Marijuana is a natural plant substance that is typically ingested by smoking.
According to the National Institute on Drug Abuse, about 30 percent of people who use marijuana have some level of marijuana use disorder, also known as addiction.
People can become addicted to marijuana.
Although marijuana has a reputation for being harmless with little potential for addiction, some people who use marijuana experience some level of dependency and abuse. About four million people in the U.S. met the criteria for marijuana use disorder in 2015, and approximately 138,000 people sought treatment for marijuana abuse.
Marijuana dependency develops when the brain becomes accustomed to the presence of THC in the body and reduces the production and sensitivity to its own endocannabinoid neurotransmitters. Tetrahydrocannabinol (THC) is the main active ingredient in cannabis and is a crystalline compound.
Dependency can turn into addiction when a person cannot stop using a substance despite negative consequences in their life. They begin to participate in compulsive drug-seeking behaviors to obtain and consume more of the substance of choice.
The U.S. Drug Enforcement Administration currently lists marijuana as a Schedule I drug, meaning that it has no currently accepted medical use and a high potential for abuse. This places marijuana in the same category as heroin and ecstasy.
Despite this classification, many people believe that marijuana is harmless and poses little risk for addiction.
While marijuana does not pose the same risk for fatal overdose and serious physiological addiction as other highly potent drugs of abuse such as opioids or stimulants, marijuana can impact the brain and body in significant ways. People can develop addiction problems with regular marijuana consumption.
Research from animal and human studies have indicated that marijuana use can have some adverse impacts on the brain, particularly during early development.
The hippocampus is the area of the brain that is responsible for memory and information processing. This is the area of the brain that is affected by THC use early in life. The changes there are responsible for some of the negative outcomes in cognitive functioning noted in research about marijuana use.
Rats who are exposed to THC early in life develop problems with learning and memory tasks later in life. These impacts, as well as other cognitive impairments, are associated with structural and functional changes that occur in the hippocampus during development. These studies also show that exposure to THC impacts the brain’s reward system, making it more likely that subjects will choose to take other rewarding drugs when presented with the opportunity.
Studies in humans have offered conflicting results. There is some evidence that THC use alters brain functioning in areas of cognitive functions like memory, processing speed, and overall operation. The degree of impairment appears to be dependent on the age at which use began as well as how much was used and how long use continued.
One study found that marijuana use disorder in adolescence was associated with a loss of six to eight IQ points that are not recovered in adulthood. Those who began marijuana use in adulthood did not lose IQ points.
This further supports the notion that early exposure to marijuana poses the most risk for individuals over the long term.

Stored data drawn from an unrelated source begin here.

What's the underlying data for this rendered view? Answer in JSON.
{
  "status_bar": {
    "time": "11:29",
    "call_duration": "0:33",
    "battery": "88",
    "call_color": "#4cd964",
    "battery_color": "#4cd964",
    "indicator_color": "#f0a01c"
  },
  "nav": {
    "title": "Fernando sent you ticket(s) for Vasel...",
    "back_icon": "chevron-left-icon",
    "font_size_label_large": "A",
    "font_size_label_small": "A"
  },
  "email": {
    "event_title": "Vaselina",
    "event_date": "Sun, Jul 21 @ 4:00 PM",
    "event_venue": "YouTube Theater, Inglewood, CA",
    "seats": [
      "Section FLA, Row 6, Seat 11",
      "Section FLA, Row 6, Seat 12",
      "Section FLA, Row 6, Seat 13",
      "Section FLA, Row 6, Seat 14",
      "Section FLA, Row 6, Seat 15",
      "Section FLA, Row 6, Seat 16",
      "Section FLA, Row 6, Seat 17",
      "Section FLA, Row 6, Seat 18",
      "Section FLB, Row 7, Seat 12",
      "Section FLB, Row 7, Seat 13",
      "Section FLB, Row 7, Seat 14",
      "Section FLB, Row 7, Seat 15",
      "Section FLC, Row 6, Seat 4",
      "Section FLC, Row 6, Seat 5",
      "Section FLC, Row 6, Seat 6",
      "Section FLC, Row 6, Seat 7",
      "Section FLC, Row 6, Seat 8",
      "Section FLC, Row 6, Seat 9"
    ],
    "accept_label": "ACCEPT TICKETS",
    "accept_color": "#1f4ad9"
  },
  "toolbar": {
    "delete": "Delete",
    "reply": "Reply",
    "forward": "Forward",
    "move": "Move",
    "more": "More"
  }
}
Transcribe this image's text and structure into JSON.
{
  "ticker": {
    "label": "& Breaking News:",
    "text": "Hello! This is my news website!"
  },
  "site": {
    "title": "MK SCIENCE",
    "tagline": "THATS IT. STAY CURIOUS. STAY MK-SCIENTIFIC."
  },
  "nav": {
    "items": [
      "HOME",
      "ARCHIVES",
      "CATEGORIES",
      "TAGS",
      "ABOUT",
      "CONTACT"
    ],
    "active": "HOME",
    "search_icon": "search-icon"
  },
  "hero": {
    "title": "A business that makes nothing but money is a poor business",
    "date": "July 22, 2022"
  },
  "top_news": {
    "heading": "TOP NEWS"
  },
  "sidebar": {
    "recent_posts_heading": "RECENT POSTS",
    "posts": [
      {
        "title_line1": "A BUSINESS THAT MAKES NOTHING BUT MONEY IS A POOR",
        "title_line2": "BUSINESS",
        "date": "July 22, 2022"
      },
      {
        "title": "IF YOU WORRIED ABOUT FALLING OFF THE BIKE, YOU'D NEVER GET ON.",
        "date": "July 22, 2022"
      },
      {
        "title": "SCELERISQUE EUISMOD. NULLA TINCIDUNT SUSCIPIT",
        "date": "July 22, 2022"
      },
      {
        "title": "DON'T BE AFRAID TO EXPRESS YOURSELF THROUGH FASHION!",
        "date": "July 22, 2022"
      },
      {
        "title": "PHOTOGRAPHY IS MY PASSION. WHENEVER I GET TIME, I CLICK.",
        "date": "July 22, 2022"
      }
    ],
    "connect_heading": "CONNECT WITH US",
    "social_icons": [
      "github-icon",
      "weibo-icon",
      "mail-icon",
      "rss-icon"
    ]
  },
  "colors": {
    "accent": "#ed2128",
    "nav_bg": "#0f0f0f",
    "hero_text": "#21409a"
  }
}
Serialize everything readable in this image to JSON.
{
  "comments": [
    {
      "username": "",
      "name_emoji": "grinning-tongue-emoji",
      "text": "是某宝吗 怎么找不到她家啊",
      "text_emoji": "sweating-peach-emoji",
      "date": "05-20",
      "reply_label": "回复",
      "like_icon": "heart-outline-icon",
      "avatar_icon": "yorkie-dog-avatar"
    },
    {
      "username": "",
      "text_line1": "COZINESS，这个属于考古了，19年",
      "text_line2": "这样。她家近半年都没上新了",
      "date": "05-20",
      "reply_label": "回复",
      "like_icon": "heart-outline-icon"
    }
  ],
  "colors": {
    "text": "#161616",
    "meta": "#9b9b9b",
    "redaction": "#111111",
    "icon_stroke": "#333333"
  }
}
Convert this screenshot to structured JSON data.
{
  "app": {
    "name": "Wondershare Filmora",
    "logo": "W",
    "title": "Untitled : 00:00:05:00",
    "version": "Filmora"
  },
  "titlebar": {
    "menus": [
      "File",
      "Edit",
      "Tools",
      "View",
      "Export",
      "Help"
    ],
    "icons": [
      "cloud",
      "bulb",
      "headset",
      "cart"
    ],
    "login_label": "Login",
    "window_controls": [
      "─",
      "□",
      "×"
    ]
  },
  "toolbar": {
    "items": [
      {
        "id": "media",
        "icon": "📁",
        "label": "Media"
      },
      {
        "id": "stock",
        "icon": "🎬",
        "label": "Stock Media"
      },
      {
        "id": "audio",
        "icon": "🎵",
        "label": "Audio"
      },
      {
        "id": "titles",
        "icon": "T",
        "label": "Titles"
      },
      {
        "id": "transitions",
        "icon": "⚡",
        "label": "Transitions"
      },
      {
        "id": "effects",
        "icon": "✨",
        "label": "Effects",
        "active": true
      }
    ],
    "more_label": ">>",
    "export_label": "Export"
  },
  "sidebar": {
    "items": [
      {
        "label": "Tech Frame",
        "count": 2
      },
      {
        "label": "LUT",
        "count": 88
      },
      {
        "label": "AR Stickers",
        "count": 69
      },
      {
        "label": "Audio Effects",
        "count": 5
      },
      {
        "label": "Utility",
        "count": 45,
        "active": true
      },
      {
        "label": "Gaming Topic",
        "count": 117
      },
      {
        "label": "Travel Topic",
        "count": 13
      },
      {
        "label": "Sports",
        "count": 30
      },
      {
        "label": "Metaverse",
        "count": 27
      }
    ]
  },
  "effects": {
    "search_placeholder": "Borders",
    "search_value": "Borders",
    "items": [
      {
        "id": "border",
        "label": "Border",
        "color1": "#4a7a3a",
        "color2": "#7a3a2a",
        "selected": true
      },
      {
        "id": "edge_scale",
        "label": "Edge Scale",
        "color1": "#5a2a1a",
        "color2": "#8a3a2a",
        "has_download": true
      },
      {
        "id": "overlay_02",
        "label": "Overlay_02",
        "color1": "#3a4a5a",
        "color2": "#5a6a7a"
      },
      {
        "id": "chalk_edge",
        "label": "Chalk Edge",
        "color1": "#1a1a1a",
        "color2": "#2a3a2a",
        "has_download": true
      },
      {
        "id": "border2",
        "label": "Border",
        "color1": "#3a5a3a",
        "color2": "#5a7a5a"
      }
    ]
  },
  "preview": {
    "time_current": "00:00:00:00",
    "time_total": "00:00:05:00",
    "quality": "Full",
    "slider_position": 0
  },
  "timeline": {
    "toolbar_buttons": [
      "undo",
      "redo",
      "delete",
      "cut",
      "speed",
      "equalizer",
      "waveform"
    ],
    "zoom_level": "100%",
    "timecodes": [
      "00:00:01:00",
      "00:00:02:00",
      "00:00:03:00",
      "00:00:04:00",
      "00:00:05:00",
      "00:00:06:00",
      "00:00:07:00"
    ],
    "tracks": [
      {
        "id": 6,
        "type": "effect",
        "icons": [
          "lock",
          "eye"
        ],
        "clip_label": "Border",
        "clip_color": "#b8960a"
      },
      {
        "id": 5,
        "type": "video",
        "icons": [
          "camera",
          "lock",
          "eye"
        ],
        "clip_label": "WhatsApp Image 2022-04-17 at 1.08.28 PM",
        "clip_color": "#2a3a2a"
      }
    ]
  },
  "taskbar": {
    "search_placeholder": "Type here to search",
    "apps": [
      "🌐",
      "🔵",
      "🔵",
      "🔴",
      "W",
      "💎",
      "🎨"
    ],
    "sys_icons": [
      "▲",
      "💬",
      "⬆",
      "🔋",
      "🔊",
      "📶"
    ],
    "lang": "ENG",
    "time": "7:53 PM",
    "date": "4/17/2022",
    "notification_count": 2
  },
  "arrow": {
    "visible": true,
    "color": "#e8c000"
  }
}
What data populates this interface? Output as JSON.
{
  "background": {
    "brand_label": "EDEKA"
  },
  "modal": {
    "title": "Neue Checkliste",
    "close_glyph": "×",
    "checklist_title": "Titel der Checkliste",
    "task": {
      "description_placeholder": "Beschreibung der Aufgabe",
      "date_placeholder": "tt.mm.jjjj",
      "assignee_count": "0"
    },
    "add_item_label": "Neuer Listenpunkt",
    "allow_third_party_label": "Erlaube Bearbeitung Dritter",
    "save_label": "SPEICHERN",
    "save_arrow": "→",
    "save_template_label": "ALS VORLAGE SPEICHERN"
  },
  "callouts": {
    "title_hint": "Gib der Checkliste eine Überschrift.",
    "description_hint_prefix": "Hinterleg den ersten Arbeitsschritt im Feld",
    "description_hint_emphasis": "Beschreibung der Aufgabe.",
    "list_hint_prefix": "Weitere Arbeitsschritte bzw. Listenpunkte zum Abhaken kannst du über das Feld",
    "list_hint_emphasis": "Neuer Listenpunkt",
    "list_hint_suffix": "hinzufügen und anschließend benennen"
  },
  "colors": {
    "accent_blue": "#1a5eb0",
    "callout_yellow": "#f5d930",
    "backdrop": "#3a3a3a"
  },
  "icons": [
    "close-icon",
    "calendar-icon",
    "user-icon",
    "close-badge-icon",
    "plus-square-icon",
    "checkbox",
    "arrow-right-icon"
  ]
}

NIDA states that about nine percent of people who use marijuana will develop a dependency on the drug. Dependency is measured by the presence of withdrawal symptoms when people stop using a substance.
Addiction is different than dependency. Addiction is assessed by examining drug-seeking behaviors that accompany dependency. People may become dependent on marijuana and experience withdrawal symptoms when they stop using it, but they may not necessarily experience uncontrollable drug-seeking behaviors that often accompany reliance on other, more potent drugs.
Opioids, for example, are highly addictive. Nearly everyone who uses opioids for a prolonged period of time will become dependent on them because of their interaction with the opioid receptors in the brain and the painful symptoms associated with withdrawal.
The American Society of Addiction Medicine states that 23 percent of people who use heroin will develop an opioid addiction. People who develop an opioid dependency will experience the compulsive behaviors that characterize addiction because the symptoms of opioid withdrawal are so painful and distressful that they feel a physiological need to ingest more opioids for relief from withdrawal symptoms.
Studies of marijuana are complicated by the fact that many people may be using more than one substance, such as alcohol or other drugs, as well. This makes it difficult for researchers to be able to make determinations about exactly what the cause for certain results may be. Furthermore, some studies use measures of dependency like the presence of withdrawal symptoms as a proxy for addiction, but addiction and dependency are not the same conditions and people can have a dependency without having an addiction.
The addictive potential surrounding drug abuse is often linked to the distressful symptoms of withdrawal that occur when people try to stop using a substance they have been regularly consuming. The withdrawal symptoms associated with quitting marijuana are not nearly as intense and painful as the symptoms of withdrawal from other drugs such as heroin. Thus, marijuana poses less of a risk than other more potent drugs, such as opioids and cocaine, in terms of the potential for developing an addiction.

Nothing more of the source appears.